UPDATE: Following publication of this blog post, I received a communication from the Cohen Milstein law firm, in which they correctly pointed out that there was one other significant settlement of a #MeToo-related management liability lawsuit. The law firm acted as counsel for the lead plaintiff in the Wynn Resorts, Ltd. Derivative Litigation, another high profile #MeToo related lawsuit. As detailed on the law firm’s website (here), the parties settled the derivative lawsuit for a payment to the company of $41 million in cash (including $20 million from Steve Wynn personally), and additional corporate therapeutics and corporate governance reforms that the plaintiff’s expert valued at an additional $49 million in value. So clearly in addition to the 21st Century Fox case there has also been at least one additional significant #MeToo management liability related lawsuit settlement. My apologies for this omission. 

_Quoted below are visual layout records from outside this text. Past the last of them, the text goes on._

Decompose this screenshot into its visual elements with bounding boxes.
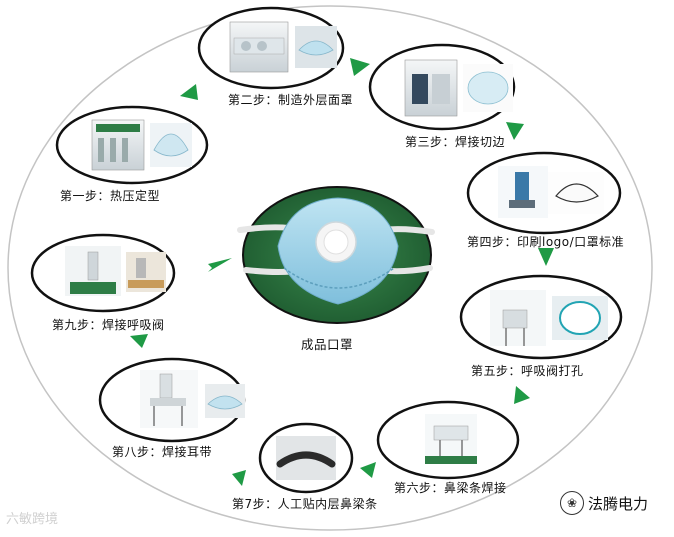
arrow-3-4-icon xyxy=(506,122,524,140)
step-8-label: 第八步：焊接耳带 xyxy=(112,443,212,460)
arrow-5-6-icon xyxy=(514,386,530,404)
step-3-node xyxy=(370,45,514,129)
step-1-label: 第一步：热压定型 xyxy=(60,187,160,204)
step-4-node xyxy=(468,153,620,233)
wechat-icon: ❀ xyxy=(560,491,584,515)
watermark: 六敏跨境 xyxy=(6,508,58,527)
step-7-label: 第7步：人工贴内层鼻梁条 xyxy=(232,495,378,512)
arrow-1-2-icon xyxy=(180,84,198,100)
arrow-9-center-icon xyxy=(208,258,232,272)
step-5-label: 第五步：呼吸阀打孔 xyxy=(471,362,584,379)
step-4-label: 第四步：印刷logo/口罩标准 xyxy=(467,233,624,250)
step-9-label: 第九步：焊接呼吸阀 xyxy=(52,316,165,333)
step-6-node xyxy=(378,402,518,478)
step-9-node xyxy=(32,235,174,311)
arrow-4-5-icon xyxy=(538,248,554,266)
source-credit: ❀ 法腾电力 xyxy=(560,490,648,516)
step-1-node xyxy=(57,107,207,183)
step-2-label: 第二步：制造外层面罩 xyxy=(228,91,353,108)
step-5-node xyxy=(461,276,621,358)
arrow-6-7-icon xyxy=(360,462,376,478)
step-7-node xyxy=(260,424,352,492)
finished-mask-label: 成品口罩 xyxy=(301,334,353,353)
step-3-label: 第三步：焊接切边 xyxy=(405,133,505,150)
step-8-node xyxy=(100,359,245,441)
arrow-2-3-icon xyxy=(350,58,370,76)
step-6-label: 第六步：鼻梁条焊接 xyxy=(394,479,507,496)
source-name: 法腾电力 xyxy=(588,493,648,514)
arrow-7-8-icon xyxy=(232,470,246,486)
finished-mask-node xyxy=(240,187,432,323)
step-2-node xyxy=(199,8,343,88)
arrow-8-9-icon xyxy=(130,334,148,348)
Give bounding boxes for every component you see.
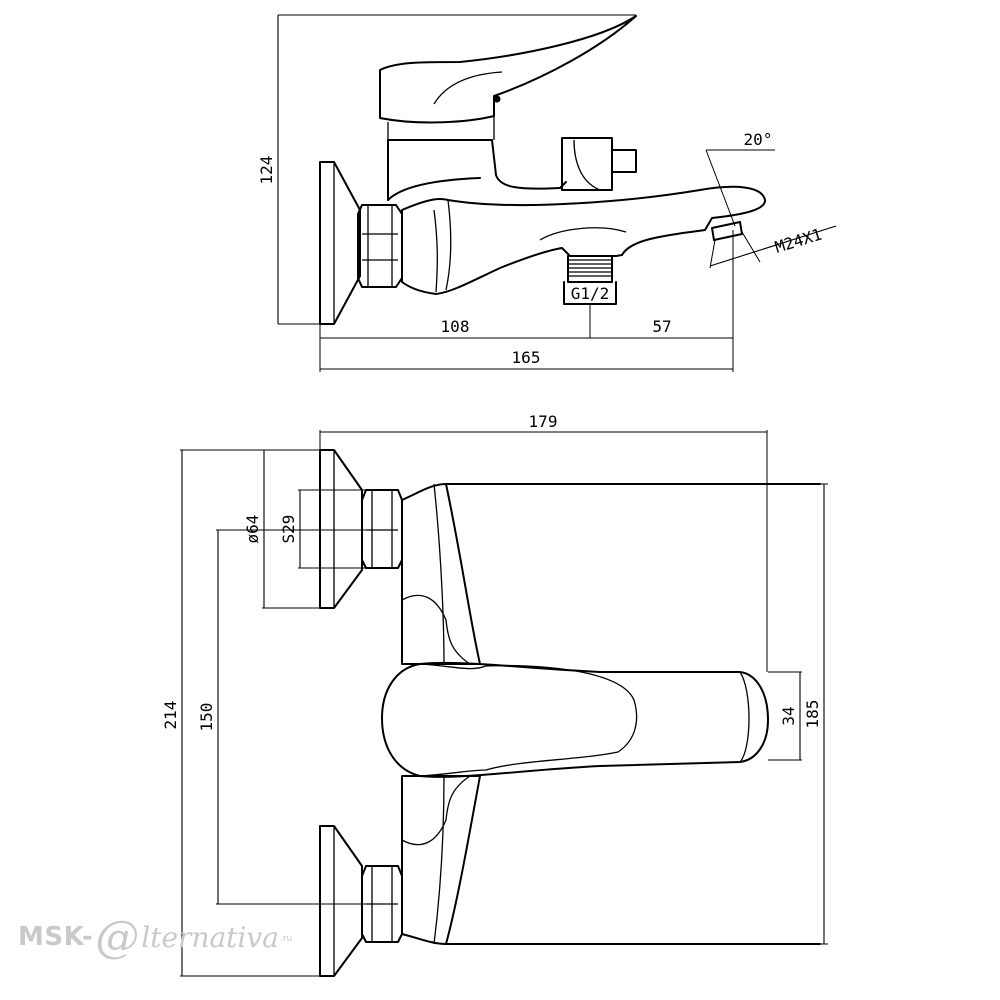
dim-depth-total: 179 [529, 412, 558, 431]
dim-nut-size: S29 [279, 515, 298, 544]
top-nut-upper [361, 489, 403, 569]
top-body-lower [401, 775, 481, 945]
dim-length-inlet: 108 [441, 317, 470, 336]
side-view [277, 14, 837, 372]
top-view [180, 430, 828, 977]
dim-thread-outlet: M24X1 [773, 225, 825, 257]
side-flange [319, 161, 361, 325]
side-lever [379, 15, 637, 124]
side-diverter [561, 137, 613, 191]
dim-aerator-angle: 20° [744, 130, 773, 149]
watermark-left: MSK- [18, 922, 94, 952]
side-hex-nut [357, 204, 403, 288]
dim-width-total: 214 [161, 701, 180, 730]
dim-thread-inlet: G1/2 [571, 284, 610, 303]
top-flange-lower [319, 825, 363, 977]
dim-handle-width: 34 [779, 706, 798, 725]
top-lever [381, 661, 769, 778]
watermark-right: lternativa [141, 920, 279, 954]
watermark-at: @ [95, 911, 140, 963]
side-aerator [711, 221, 743, 241]
side-inlet-thread [567, 255, 613, 283]
top-body-upper [401, 483, 481, 665]
watermark-logo: MSK- @ lternativa .ru [18, 911, 293, 963]
dim-spout-length: 185 [803, 700, 822, 729]
top-flange-upper [319, 449, 363, 609]
dim-length-spout: 57 [652, 317, 671, 336]
dim-center-distance: 150 [197, 703, 216, 732]
dim-length-total: 165 [512, 348, 541, 367]
dim-flange-diameter: ø64 [243, 515, 262, 544]
side-body [401, 185, 766, 295]
dim-height-total: 124 [257, 156, 276, 185]
top-nut-lower [361, 865, 403, 943]
watermark-tld: .ru [279, 934, 293, 944]
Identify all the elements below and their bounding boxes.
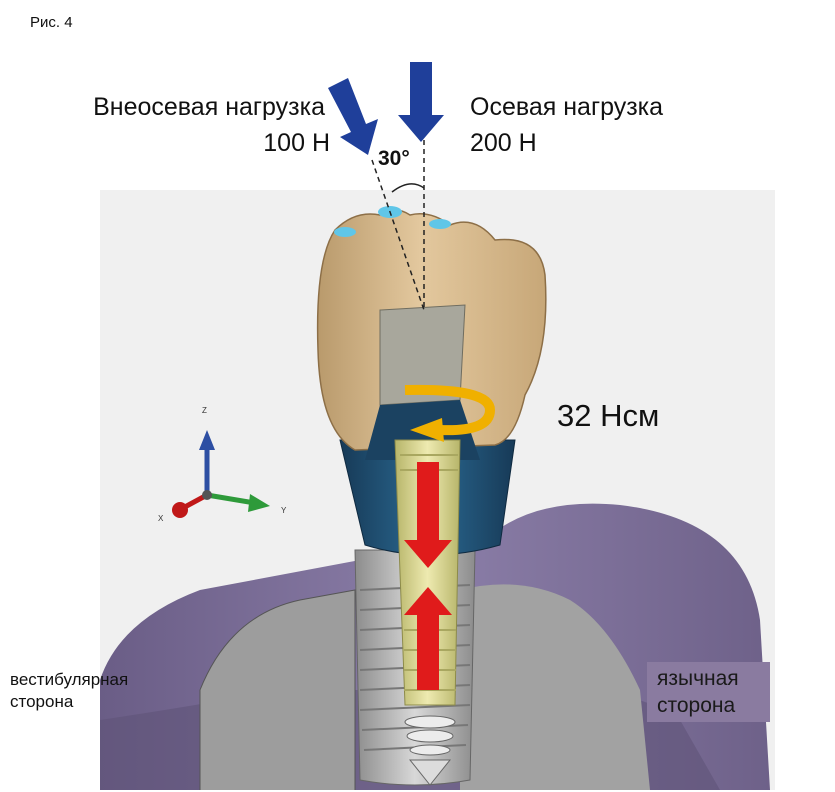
- load-axes: [371, 140, 425, 311]
- axis-z-label: Z: [202, 406, 207, 415]
- figure-label: Рис. 4: [30, 14, 73, 31]
- lingual-label-box: [647, 662, 770, 722]
- contact-point: [334, 227, 356, 237]
- axis-x-label: X: [158, 514, 164, 523]
- angle-value: 30°: [378, 147, 410, 170]
- lingual-side-label: язычная сторона: [657, 667, 739, 717]
- axial-load-title: Осевая нагрузка: [470, 93, 664, 121]
- torque-value: 32 Нсм: [557, 398, 660, 433]
- offaxial-load-value: 100 Н: [263, 129, 330, 157]
- axis-y-label: Y: [281, 506, 287, 515]
- offaxial-load-title: Внеосевая нагрузка: [93, 93, 325, 121]
- axis-triad: [172, 430, 270, 518]
- axial-load-value: 200 Н: [470, 129, 537, 157]
- contact-point: [429, 219, 451, 229]
- angle-arc: [391, 183, 425, 193]
- vestibular-side-label: вестибулярная сторона: [10, 670, 129, 711]
- force-arrows: [404, 462, 452, 690]
- load-arrows: [328, 62, 444, 155]
- torque-arrow: [404, 384, 496, 442]
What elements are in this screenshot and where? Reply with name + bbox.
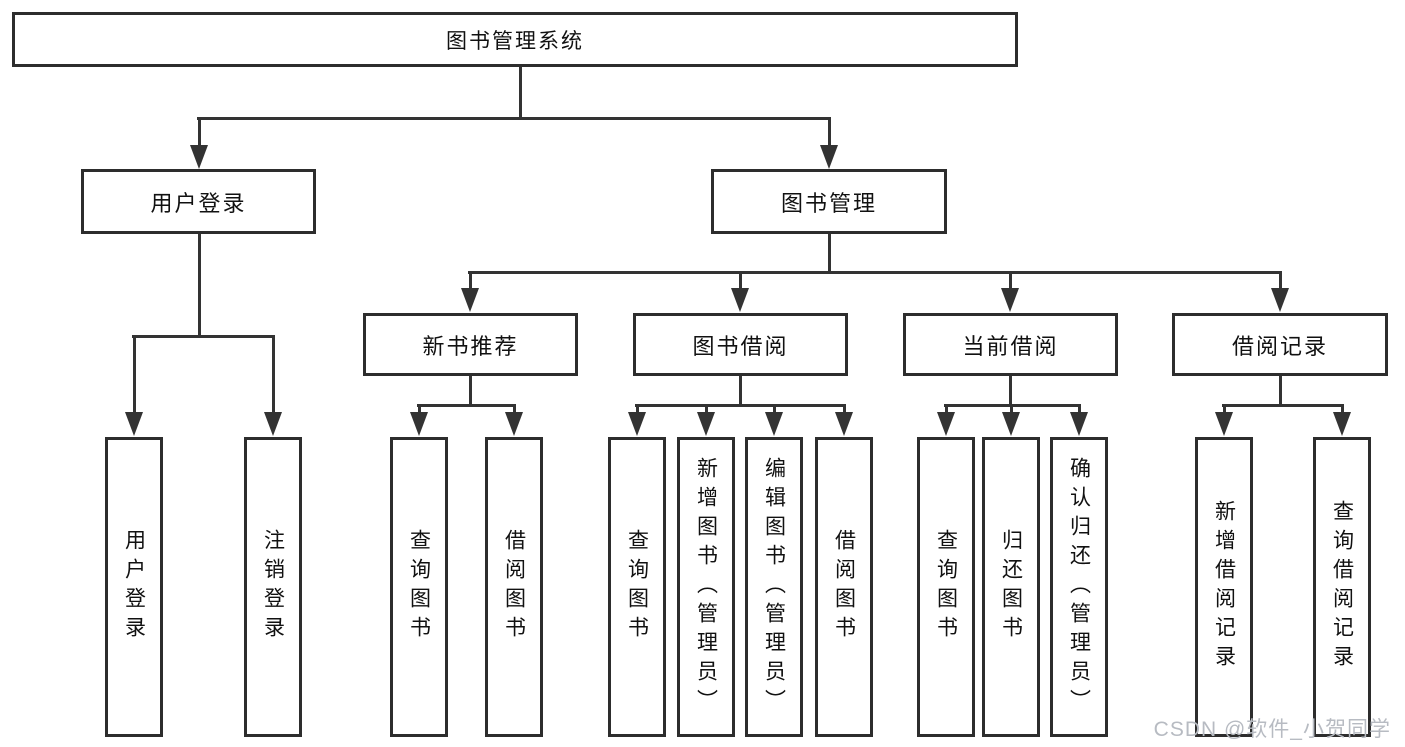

A couple of final points here. First, I would not want to suggest that because I have said that claimants in these cases face an uphill battle and that many of these kinds of cases have been dismissed that I think the defendants are or have been exonerated from wrongdoing here. There is nothing about the dismissal of this management liability claim that represents an acquittal for the underlying alleged wrongdoing. The dismissal merely means that the allegations were not sufficient to state a claim of the kind that the plaintiff here sought to assert.


Along those same lines, even if many of these #MeToo management liability claims are not successful, that does not mean that  company management in general can disregard the larger lessons from the whole #MeToo phenomenon. A critical part of the plaintiffs’ case in this management liability lawsuit was that Schnatter was hit with employment practices liability lawsuits for which the company was forced to pay settlements. Not only that, the company itself did a disruption in its operating performance when the #MeToo allegations came to light. These circumstances alone, and similar circumstances at other companies caught up in the #MeToo phenomenon, should motivate all well-advised company officials to try to ensure that the kinds of circumstances alleged here do not take place and do not continue.